Reputation: 1180
I have a nested loop below which, given a long string S
of length n
and a query Q
of length m
, checks (naively) whether Q
is a substring of S
with max_error
number of mismatches. Since each iteration of the outer loop is independent, it makes sense to parallelize it for speedup (right?).
For example, if S=ATGGTC
, and Q=TCCT
, and max_err=2
, then Q
is a match since substring TGGT
in S
has <=2
mismatches with Q
. But, if max_err=1
, then Q
is not a match in S
because there is no substring of length 4 in S
that matches with P
with <=1
mismatches.
def is_match(S,n,Q,m,max_err): # lengths; assume n>m
for i in range(0,n-m):
cnt = 0
for k in range(m):
if S[i+k]!=Q[k]: cnt += 1
if cnt>max_err: break
if cnt<=max_err: return i
return -1
To parallelize it, I can make the inner loop a function like below. (I moved the return -1
inside this function)
def inner_loop(S,Q,m,i):
cnt = 0
for k in range(m):
if S[i+k]!=Q[k]: cnt += 1
if cnt>max_err: break
if cnt<=max_err: return i
return -1
Now, I need to run the outer loop in parallel, collect the results, and check if there is a non--1
in the results. I am stuck here. Is the following code on the right way? How to collect the results?
def is_match_parallel(S,n,Q,m,max_err):
inner_loop_1_par = inner_loop(S=S, Q=Q, m=m, i)
result = []
pool = multiprocessing.Pool()
## the following line is not probably right
result = pool.map(inner_loop_1_par, range(n-m))
for i in range(n-m):
if result[i]!=-1: return i
return -1
Also, as soon as any of the processes above returns a non--1
value, we are done, and we don't need to wait for the rest of them. Is there anyway to do this?
Upvotes: 2
Views: 2820
Reputation: 4744
Your idea worked in a modified form. Namely, pool.map()

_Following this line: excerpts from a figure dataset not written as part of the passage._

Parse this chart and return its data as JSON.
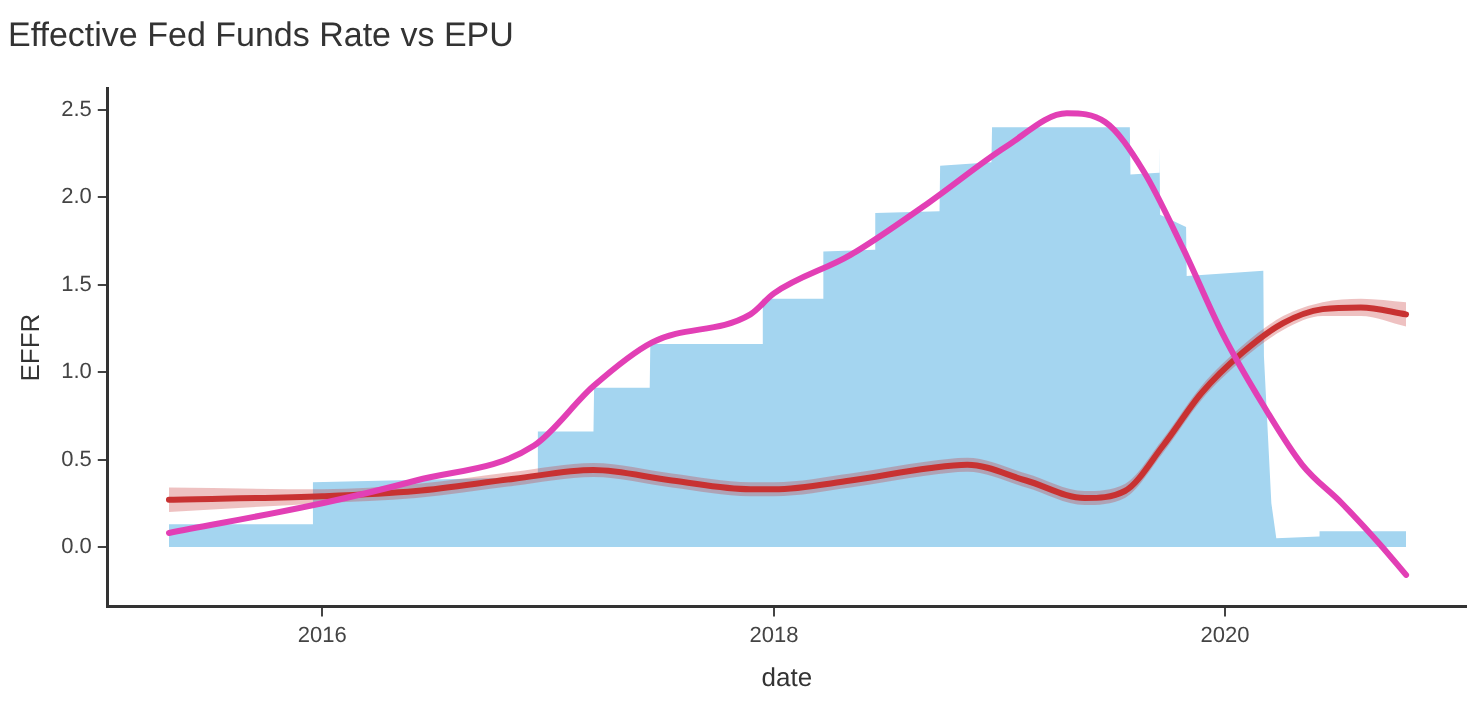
{
  "chart_data": {
    "type": "area",
    "title": "Effective Fed Funds Rate vs EPU",
    "xlabel": "date",
    "ylabel": "EFFR",
    "xlim": [
      "2015-01-19",
      "2021-01-25"
    ],
    "xticks": [
      "2016",
      "2018",
      "2020"
    ],
    "ylim": [
      -0.34,
      2.62
    ],
    "yticks": [
      {
        "value": 0,
        "label": "0.0"
      },
      0.5,
      {
        "value": 1,
        "label": "1.0"
      },
      1.5,
      {
        "value": 2,
        "label": "2.0"
      },
      2.5
    ],
    "grid": false,
    "legend": false,
    "series": [
      {
        "color": "#a4d5f0",
        "x": [
          "2015-04-28",
          "2015-12-16",
          "2015-12-17",
          "2016-12-14",
          "2016-12-15",
          "2017-03-15",
          "2017-03-16",
          "2017-06-14",
          "2017-06-15",
          "2017-12-13",
          "2017-12-14",
          "2018-03-21",
          "2018-03-22",
          "2018-06-13",
          "2018-06-14",
          "2018-09-26",
          "2018-09-27",
          "2018-12-19",
          "2018-12-20",
          "2019-07-31",
          "2019-08-01",
          "2019-09-16",
          "2019-09-17",
          "2019-09-18",
          "2019-10-30",
          "2019-10-31",
          "2020-03-03",
          "2020-03-04",
          "2020-03-16",
          "2020-03-24",
          "2020-06-01",
          "2020-06-02",
          "2020-10-20"
        ],
        "values": [
          0.13,
          0.13,
          0.37,
          0.4,
          0.66,
          0.66,
          0.91,
          0.91,
          1.16,
          1.16,
          1.42,
          1.42,
          1.69,
          1.7,
          1.91,
          1.92,
          2.18,
          2.2,
          2.4,
          2.4,
          2.13,
          2.14,
          2.3,
          1.9,
          1.83,
          1.55,
          1.58,
          1.09,
          0.25,
          0.05,
          0.06,
          0.09,
          0.09
        ]
      },
      {
        "type": "line",
        "color": "#e23fb5",
        "x": [
          "2015-04-28",
          "2016-01-01",
          "2016-06-01",
          "2016-12-09",
          "2017-03-15",
          "2017-06-18",
          "2017-11-24",
          "2018-01-01",
          "2018-05-05",
          "2018-09-09",
          "2019-01-12",
          "2019-04-20",
          "2019-06-21",
          "2019-08-22",
          "2019-10-26",
          "2019-12-28",
          "2020-03-03",
          "2020-05-05",
          "2020-07-08",
          "2020-09-09",
          "2020-10-20"
        ],
        "values": [
          0.08,
          0.25,
          0.38,
          0.58,
          0.92,
          1.17,
          1.33,
          1.45,
          1.67,
          1.97,
          2.29,
          2.48,
          2.43,
          2.15,
          1.7,
          1.22,
          0.81,
          0.47,
          0.25,
          0.01,
          -0.16
        ]
      },
      {
        "type": "line",
        "color": "#c83232",
        "x": [
          "2015-04-28",
          "2016-01-01",
          "2016-06-01",
          "2016-11-07",
          "2017-03-15",
          "2017-07-20",
          "2017-11-24",
          "2018-01-01",
          "2018-05-05",
          "2018-09-09",
          "2018-11-10",
          "2019-02-13",
          "2019-05-19",
          "2019-07-23",
          "2019-09-23",
          "2019-11-24",
          "2020-01-29",
          "2020-04-04",
          "2020-06-07",
          "2020-08-08",
          "2020-10-20"
        ],
        "values": [
          0.27,
          0.29,
          0.32,
          0.39,
          0.44,
          0.38,
          0.33,
          0.33,
          0.38,
          0.45,
          0.47,
          0.38,
          0.28,
          0.32,
          0.58,
          0.88,
          1.11,
          1.28,
          1.36,
          1.37,
          1.33
        ],
        "lower": [
          0.2,
          0.25,
          0.28,
          0.35,
          0.4,
          0.34,
          0.29,
          0.29,
          0.34,
          0.41,
          0.43,
          0.34,
          0.24,
          0.28,
          0.54,
          0.84,
          1.07,
          1.24,
          1.32,
          1.32,
          1.26
        ],
        "upper": [
          0.34,
          0.33,
          0.36,
          0.43,
          0.48,
          0.42,
          0.37,
          0.37,
          0.42,
          0.49,
          0.51,
          0.42,
          0.32,
          0.36,
          0.62,
          0.92,
          1.15,
          1.32,
          1.4,
          1.42,
          1.4
        ]
      }
    ]
  }
}
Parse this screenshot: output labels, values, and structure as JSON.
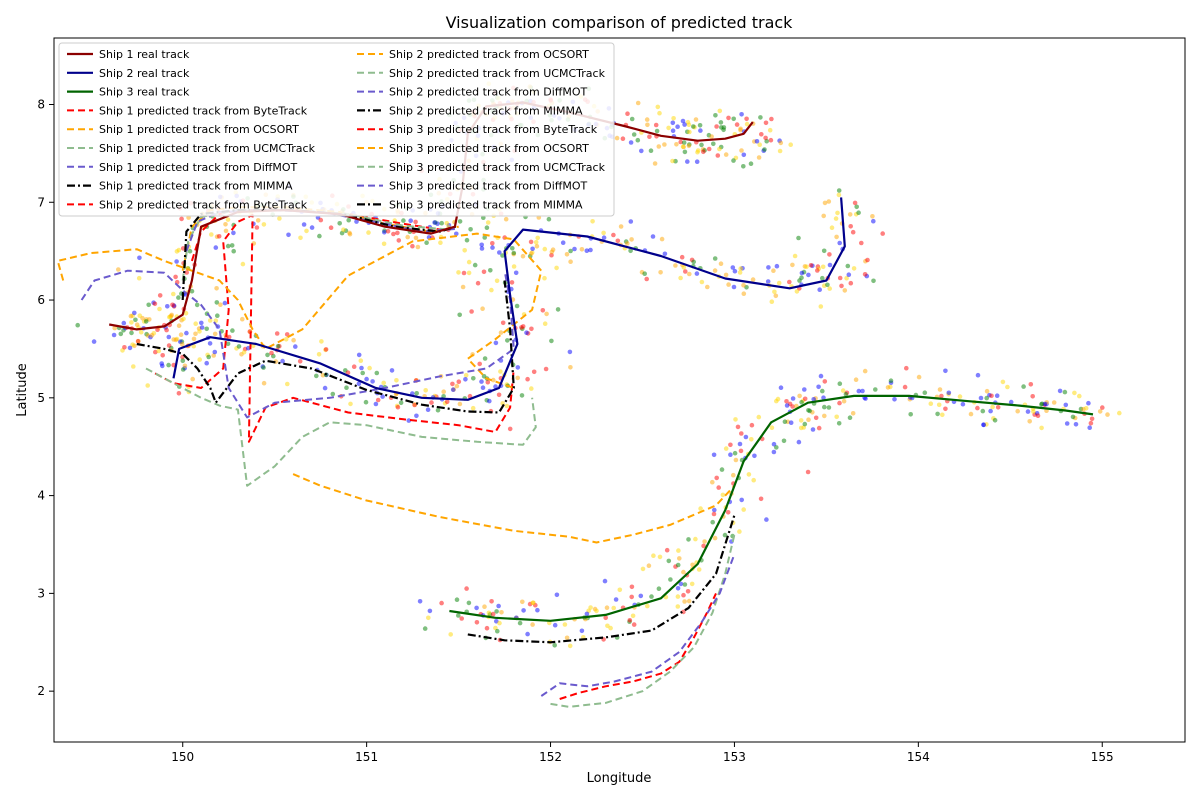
{
  "chart_data": {
    "type": "line",
    "title": "Visualization comparison of predicted track",
    "xlabel": "Longitude",
    "ylabel": "Latitude",
    "xlim": [
      149.3,
      155.45
    ],
    "ylim": [
      1.48,
      8.68
    ],
    "xticks": [
      150,
      151,
      152,
      153,
      154,
      155
    ],
    "yticks": [
      2,
      3,
      4,
      5,
      6,
      7,
      8
    ],
    "grid": false,
    "legend_position": "upper-left",
    "colors": {
      "ship1_real": "#8b0000",
      "ship2_real": "#00008b",
      "ship3_real": "#006400",
      "bytetrack": "#ff0000",
      "ocsort": "#ffa500",
      "ucmctrack": "#8fbc8f",
      "diffmot": "#6a5acd",
      "mimma": "#000000"
    },
    "observation_points": {
      "description_colors": [
        "#ff0000",
        "#0000ff",
        "#ffa500",
        "#ffd700",
        "#008000"
      ],
      "spread_deg": 0.13
    },
    "series": [
      {
        "name": "Ship 1 real track",
        "color_key": "ship1_real",
        "style": "solid",
        "width": 2.2,
        "x": [
          149.6,
          149.75,
          149.9,
          150.0,
          150.05,
          150.1,
          150.3,
          150.55,
          150.85,
          151.1,
          151.35,
          151.48,
          151.52,
          151.55,
          151.65,
          151.85,
          152.1,
          152.4,
          152.6,
          152.8,
          152.95,
          153.05,
          153.1
        ],
        "y": [
          5.75,
          5.7,
          5.73,
          5.85,
          6.2,
          6.75,
          6.9,
          6.92,
          6.88,
          6.75,
          6.68,
          6.75,
          7.15,
          7.7,
          7.98,
          8.02,
          7.92,
          7.78,
          7.68,
          7.63,
          7.65,
          7.7,
          7.82
        ]
      },
      {
        "name": "Ship 2 real track",
        "color_key": "ship2_real",
        "style": "solid",
        "width": 2.2,
        "x": [
          149.95,
          149.98,
          150.15,
          150.4,
          150.75,
          151.05,
          151.3,
          151.55,
          151.72,
          151.82,
          151.78,
          151.75,
          151.85,
          152.2,
          152.6,
          152.95,
          153.3,
          153.5,
          153.6,
          153.58
        ],
        "y": [
          5.2,
          5.5,
          5.62,
          5.55,
          5.35,
          5.1,
          5.0,
          4.98,
          5.1,
          5.55,
          6.05,
          6.5,
          6.72,
          6.65,
          6.45,
          6.22,
          6.12,
          6.2,
          6.55,
          7.05
        ]
      },
      {
        "name": "Ship 3 real track",
        "color_key": "ship3_real",
        "style": "solid",
        "width": 2.2,
        "x": [
          151.45,
          151.7,
          152.0,
          152.3,
          152.6,
          152.8,
          152.95,
          153.05,
          153.2,
          153.4,
          153.65,
          153.95,
          154.25,
          154.55,
          154.8,
          154.95
        ],
        "y": [
          2.82,
          2.75,
          2.72,
          2.78,
          2.95,
          3.3,
          3.85,
          4.35,
          4.75,
          4.95,
          5.02,
          5.02,
          4.97,
          4.92,
          4.87,
          4.83
        ]
      },
      {
        "name": "Ship 1 predicted track from ByteTrack",
        "color_key": "bytetrack",
        "style": "dashed",
        "width": 2,
        "x": [
          150.05,
          150.1,
          150.2,
          150.25,
          150.35,
          150.6,
          150.9,
          151.2,
          151.4,
          151.5
        ],
        "y": [
          6.4,
          6.7,
          6.88,
          6.9,
          6.92,
          6.92,
          6.88,
          6.78,
          6.72,
          6.75
        ]
      },
      {
        "name": "Ship 1 predicted track from OCSORT",
        "color_key": "ocsort",
        "style": "dashed",
        "width": 2,
        "x": [
          150.0,
          150.05,
          150.15,
          150.3,
          150.55,
          150.85,
          151.1,
          151.35,
          151.5
        ],
        "y": [
          6.3,
          6.75,
          6.92,
          6.95,
          6.95,
          6.9,
          6.78,
          6.7,
          6.75
        ]
      },
      {
        "name": "Ship 1 predicted track from UCMCTrack",
        "color_key": "ucmctrack",
        "style": "dashed",
        "width": 2,
        "x": [
          150.0,
          150.03,
          150.1,
          150.3,
          150.6,
          150.9,
          151.2,
          151.45
        ],
        "y": [
          6.2,
          6.6,
          6.85,
          6.92,
          6.92,
          6.88,
          6.76,
          6.72
        ]
      },
      {
        "name": "Ship 1 predicted track from DiffMOT",
        "color_key": "diffmot",
        "style": "dashed",
        "width": 2,
        "x": [
          150.02,
          150.08,
          150.2,
          150.45,
          150.75,
          151.05,
          151.3,
          151.5
        ],
        "y": [
          6.5,
          6.8,
          6.9,
          6.92,
          6.9,
          6.8,
          6.7,
          6.73
        ]
      },
      {
        "name": "Ship 1 predicted track from MIMMA",
        "color_key": "mimma",
        "style": "dashdot",
        "width": 2.2,
        "x": [
          150.0,
          150.02,
          150.1,
          150.3,
          150.6,
          150.9,
          151.15,
          151.4,
          151.5
        ],
        "y": [
          6.0,
          6.7,
          6.88,
          6.92,
          6.92,
          6.87,
          6.75,
          6.7,
          6.76
        ]
      },
      {
        "name": "Ship 2 predicted track from ByteTrack",
        "color_key": "bytetrack",
        "style": "dashed",
        "width": 2,
        "x": [
          149.85,
          149.95,
          150.1,
          150.22,
          150.25,
          150.22,
          150.3,
          150.38,
          150.36,
          150.45,
          150.6,
          150.9,
          151.2,
          151.5,
          151.7,
          151.78,
          151.8
        ],
        "y": [
          5.25,
          5.15,
          5.1,
          5.3,
          5.9,
          6.6,
          6.8,
          6.87,
          4.55,
          4.9,
          5.0,
          4.85,
          4.78,
          4.72,
          4.65,
          4.9,
          5.3
        ]
      },
      {
        "name": "Ship 2 predicted track from OCSORT",
        "color_key": "ocsort",
        "style": "dashed",
        "width": 2,
        "x": [
          149.35,
          149.32,
          149.5,
          149.75,
          149.9,
          150.05,
          150.2,
          150.3,
          150.38,
          150.45,
          150.65,
          150.9,
          151.25,
          151.6,
          151.8,
          151.95,
          151.9,
          151.7,
          151.55,
          151.65,
          151.8
        ],
        "y": [
          6.2,
          6.4,
          6.48,
          6.52,
          6.4,
          6.3,
          6.2,
          6.0,
          5.7,
          5.5,
          5.7,
          6.25,
          6.6,
          6.68,
          6.62,
          6.3,
          5.9,
          5.6,
          5.4,
          5.2,
          5.1
        ]
      },
      {
        "name": "Ship 2 predicted track from UCMCTrack",
        "color_key": "ucmctrack",
        "style": "dashed",
        "width": 2,
        "x": [
          149.8,
          149.95,
          150.1,
          150.2,
          150.3,
          150.35,
          150.5,
          150.65,
          150.8,
          151.0,
          151.3,
          151.6,
          151.85,
          151.92,
          151.9
        ],
        "y": [
          5.3,
          5.15,
          5.0,
          4.92,
          4.88,
          4.1,
          4.3,
          4.6,
          4.75,
          4.72,
          4.6,
          4.55,
          4.52,
          4.7,
          5.0
        ]
      },
      {
        "name": "Ship 2 predicted track from DiffMOT",
        "color_key": "diffmot",
        "style": "dashed",
        "width": 2,
        "x": [
          149.45,
          149.52,
          149.7,
          149.9,
          150.0,
          150.1,
          150.2,
          150.25,
          150.35,
          150.5,
          150.8,
          151.1,
          151.4,
          151.65,
          151.8,
          151.78,
          151.75
        ],
        "y": [
          6.0,
          6.2,
          6.3,
          6.28,
          6.1,
          5.95,
          5.7,
          5.1,
          4.8,
          4.95,
          5.0,
          5.1,
          5.22,
          5.3,
          5.5,
          6.0,
          6.3
        ]
      },
      {
        "name": "Ship 2 predicted track from MIMMA",
        "color_key": "mimma",
        "style": "dashdot",
        "width": 2.2,
        "x": [
          149.75,
          149.9,
          150.0,
          150.08,
          150.15,
          150.18,
          150.3,
          150.45,
          150.7,
          151.0,
          151.3,
          151.55,
          151.72,
          151.8,
          151.78,
          151.75
        ],
        "y": [
          5.55,
          5.5,
          5.45,
          5.3,
          5.1,
          4.95,
          5.25,
          5.38,
          5.3,
          5.08,
          4.93,
          4.86,
          4.85,
          5.1,
          5.7,
          6.2
        ]
      },
      {
        "name": "Ship 3 predicted track from ByteTrack",
        "color_key": "bytetrack",
        "style": "dashed",
        "width": 2,
        "x": [
          152.05,
          152.15,
          152.3,
          152.45,
          152.6,
          152.7,
          152.78,
          152.85,
          152.9
        ],
        "y": [
          1.92,
          1.98,
          2.05,
          2.1,
          2.18,
          2.3,
          2.55,
          2.8,
          3.0
        ]
      },
      {
        "name": "Ship 3 predicted track from OCSORT",
        "color_key": "ocsort",
        "style": "dashed",
        "width": 2,
        "x": [
          150.6,
          150.75,
          151.0,
          151.4,
          151.8,
          152.1,
          152.25,
          152.45,
          152.65,
          152.8,
          152.9,
          153.0
        ],
        "y": [
          4.22,
          4.1,
          3.95,
          3.78,
          3.64,
          3.58,
          3.52,
          3.6,
          3.7,
          3.82,
          3.9,
          4.1
        ]
      },
      {
        "name": "Ship 3 predicted track from UCMCTrack",
        "color_key": "ucmctrack",
        "style": "dashed",
        "width": 2,
        "x": [
          152.0,
          152.1,
          152.3,
          152.5,
          152.65,
          152.78,
          152.88,
          152.95,
          153.0
        ],
        "y": [
          1.87,
          1.84,
          1.88,
          2.0,
          2.2,
          2.45,
          2.8,
          3.2,
          3.6
        ]
      },
      {
        "name": "Ship 3 predicted track from DiffMOT",
        "color_key": "diffmot",
        "style": "dashed",
        "width": 2,
        "x": [
          151.95,
          152.05,
          152.2,
          152.35,
          152.55,
          152.7,
          152.82,
          152.92,
          153.0
        ],
        "y": [
          1.95,
          2.08,
          2.05,
          2.1,
          2.2,
          2.4,
          2.7,
          3.0,
          3.4
        ]
      },
      {
        "name": "Ship 3 predicted track from MIMMA",
        "color_key": "mimma",
        "style": "dashdot",
        "width": 2.2,
        "x": [
          151.55,
          151.75,
          152.0,
          152.3,
          152.55,
          152.75,
          152.9,
          153.0
        ],
        "y": [
          2.58,
          2.52,
          2.5,
          2.55,
          2.62,
          2.85,
          3.2,
          3.8
        ]
      }
    ]
  }
}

had to be substituted with a bit more complex approach since your function requires more parameters than just an iterable parameter. Also, using your functions relies on returned values and that also needs special treatment in multiprocessing.
The following solution uses separately called instances of Process
object and a shared variable that indicates whether there was a match for given conditions:
from multiprocessing import Process, Value
def inner_loop(flag,S,Q,m,i,max_err):
cnt = 0
if flag.value == -1:
for k in range(m):
if S[i+k]!=Q[k]:
cnt += 1
if cnt>max_err:
break
if cnt<=max_err:
flag.value = 1
def is_match_parallel(S,n,Q,m,max_err):
flag = Value('i', -1)
processes = []
for i in range(0,n-m):
p = Process(target=inner_loop, args=(flag,S,Q,m,i,max_err,))
processes.append(p)
p.start()
for p in processes: p.join()
return flag
This solution was written in Python 2.7 but it should be straightforward to implement it in Python 3.X.
The is_match_parallel
initializes a shared variable flag
using a special multiprocessing object Value
. That object is by default supposed to be protected from multiple threads accessing it at the same time so that part of the program is skipped. flag
is an integer ("i"
) indicator of weather Q
is a substring of S
. It is initialized to -1 because the remaining multiprocessed inner_loop
will change it to 1 only if a match was found.
A separate process is started for each i
in the n-m
range. Note that for large ranges you may want to benchmark this and make sure that starting many processes doesn't slow things down. In that case you would need to split the loop into larger chunks which should not be a problem.
p = Process(target=inner_loop, args=(flag,S,Q,m,i,max_err,))
sets the target function to inner_loop
with arguments args
, including the shared variable flag
. After that the process is started. After the loop, for p in processes: p.join()
causes the program to wait on that line until all process have finished processing inner_loop
.
If a match is found, the process processing the inner_loop
will set flag
to 1 with flag.value = 1
. If not, flag
value will remain -1 signifying no matches where found. When all processes are done, is_match_parallel
returns current flag
as a Value
object (that can be changed by returning only flag.value
).
In this current version of inner_loop
all processes call the inner_loop
but a process will enter the main body of the function - with the loop - only if the flag
is still -1. This way, once the flag
becomes 1, processes will only race through the function and skip the time consuming part.
Example usages for your inputs are:
s = 'ATGGTC'
q = 'TCCT'
res = is_match_parallel(s, len(s), q, len(q), 2)
print res.value
res = is_match_parallel(s, len(s), q, len(q), 1)
print res.value
Which return 1 and -1 respectively.
Upvotes: 3